There are times in the life of a political movement when it can seem that you are isolated, without support, and unable to gain the ground you so desperately seek. The international anti-apartheid movement had to break through that barrier in the 1950s and 60s, and now the Boycott, Divestment, and Sanctions (BDS) movement against Israel is gathering support too, including in Oxford.
On Wednesday night, I was one of a group of students who organised to defeat a motion that would seek to mandate all of our NUS delegates to vote against BDS at NUS conference. OUSU Council rejected this motion overwhelmingly, with 72 votes against 30, meaning that several delegates will be able to vote for NUS to continue its BDS policy at its national conference.
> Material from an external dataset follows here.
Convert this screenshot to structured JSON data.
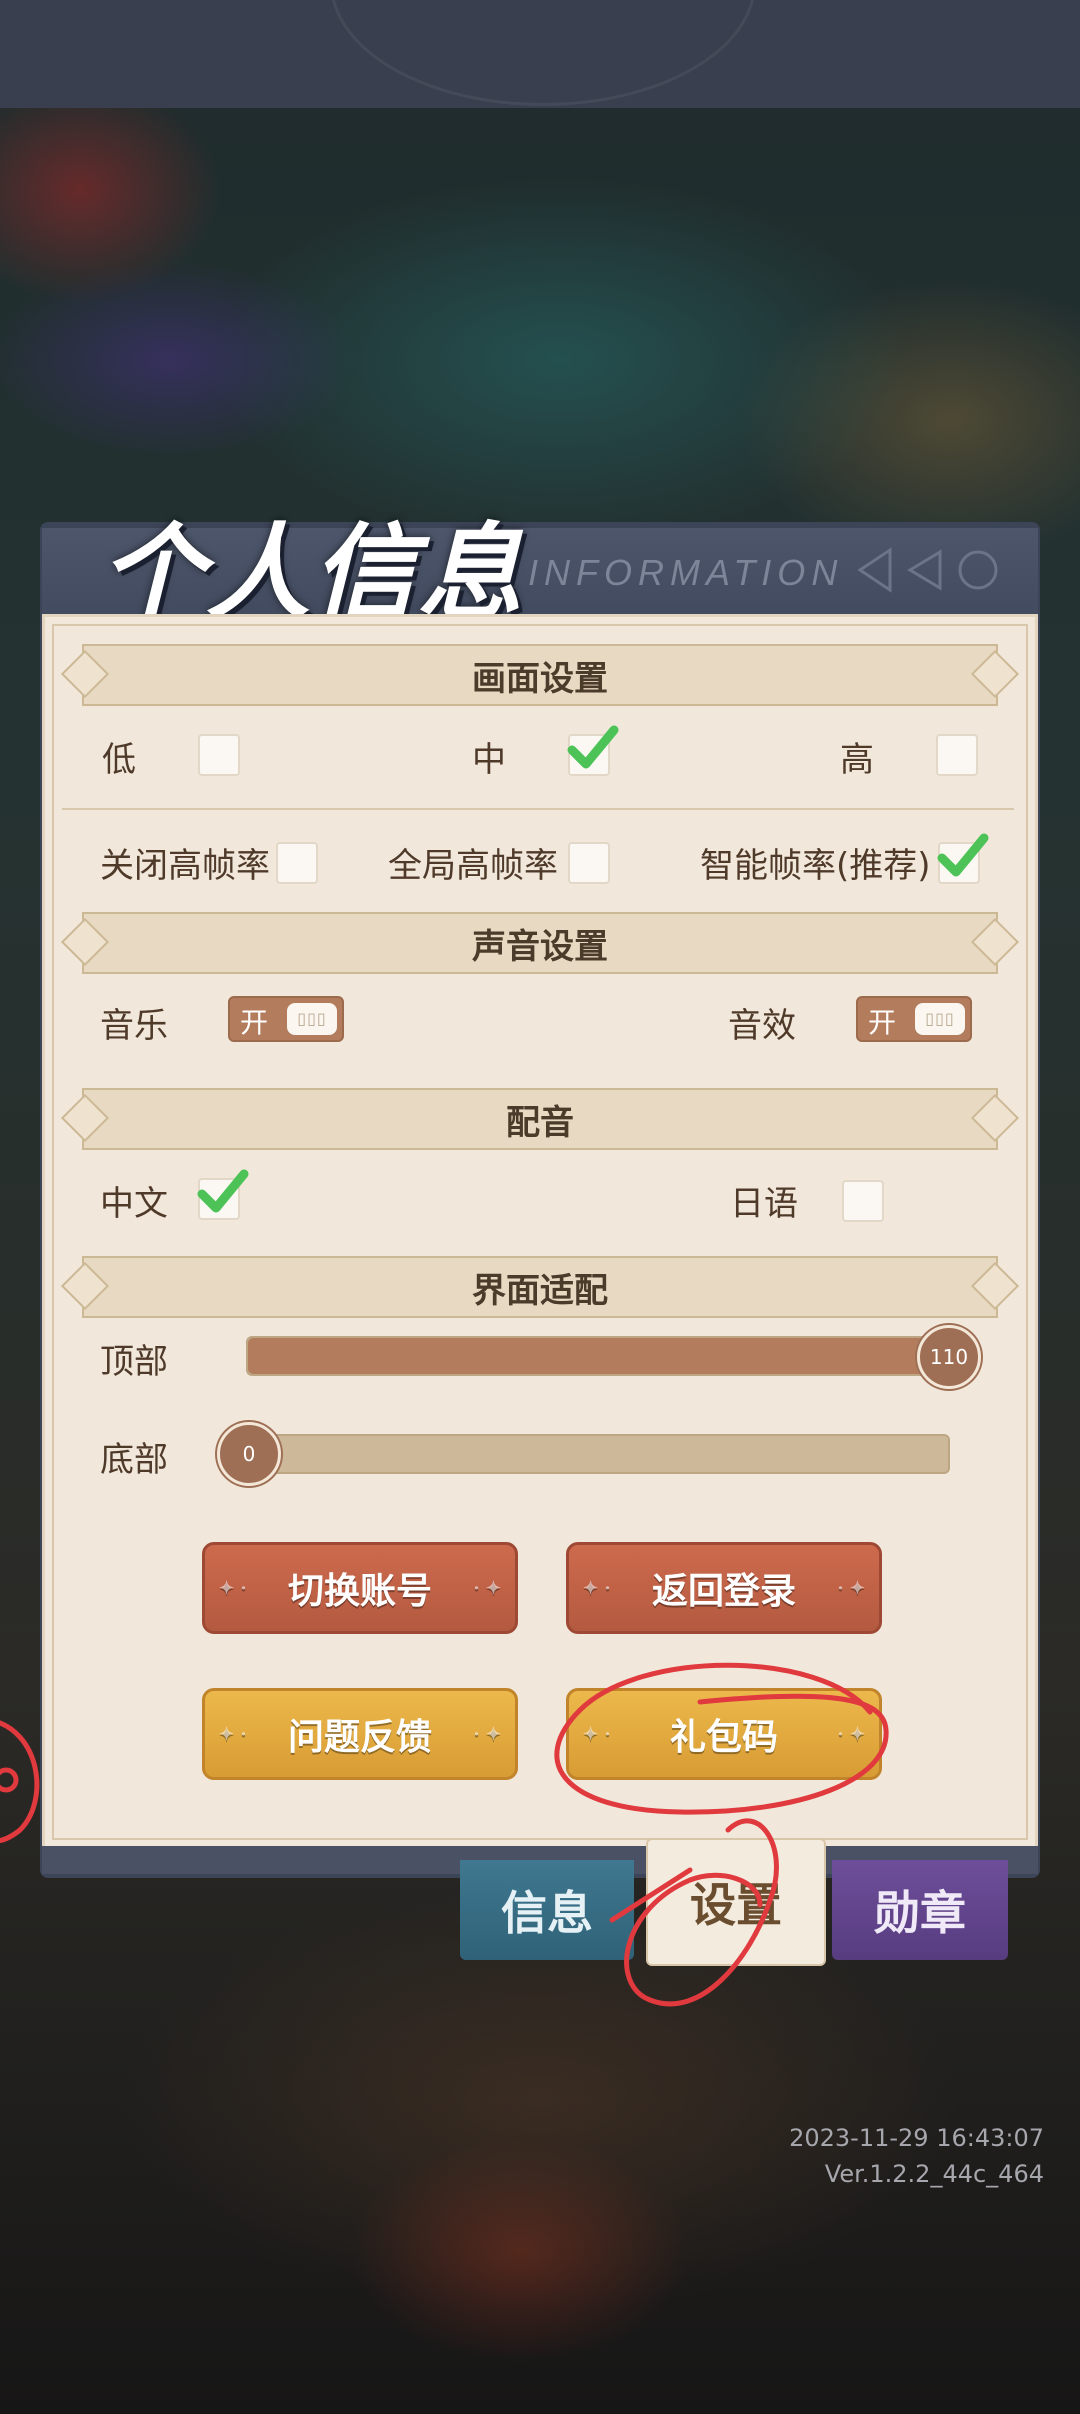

The importance of BDS in an academic environment like Oxford is huge. Our University prides itself on free thought, the pursuit of knowledge, and academic freedom. Yet these values are incompatible with Israeli apartheid. We should distance ourselves from any Israeli academic institution involved in the occupation, colonialism, and apartheid found in Palestine. For example, the Technion-Israel Institute of Technology, a university with an international reputation for research, develops bulldozers used by the Israeli military to demolish Palestinian homes. How can one collaborate on research with such an institution and remain ‘neutral’?
The reality is that much opposition to BDS is often couched in terms of how much you support or ‘sympathise’ with the Palestinian cause, but this always reverts to fence-sitting.
There is some hypocrisy in academic collaboration, as our university has a Socially Responsible Investment Policy that excludes Israeli arms. Students occupied the Clarendon in 2009 and demanded divestment from arms companies supplying Israel, after it was revealed these investments included BAE, Lockheed Martin, and Raytheon, all of whom have made weapons that have been used against the Palestinian population.
Had our NUS delegates been ‘mandated’ to vote against BDS, I would have hoped they would trust their conscience and place the lives of students in Palestine above the opinions of those in Oxford. A movement is gathering strength, and a call issued in 2005 by Palestinian civil society is now echoing in the institutions of student unionism.
In situations of oppression, to stay neutral is to side with the oppressor. On Palestine, it seems Oxford is slowly moving away from the latter.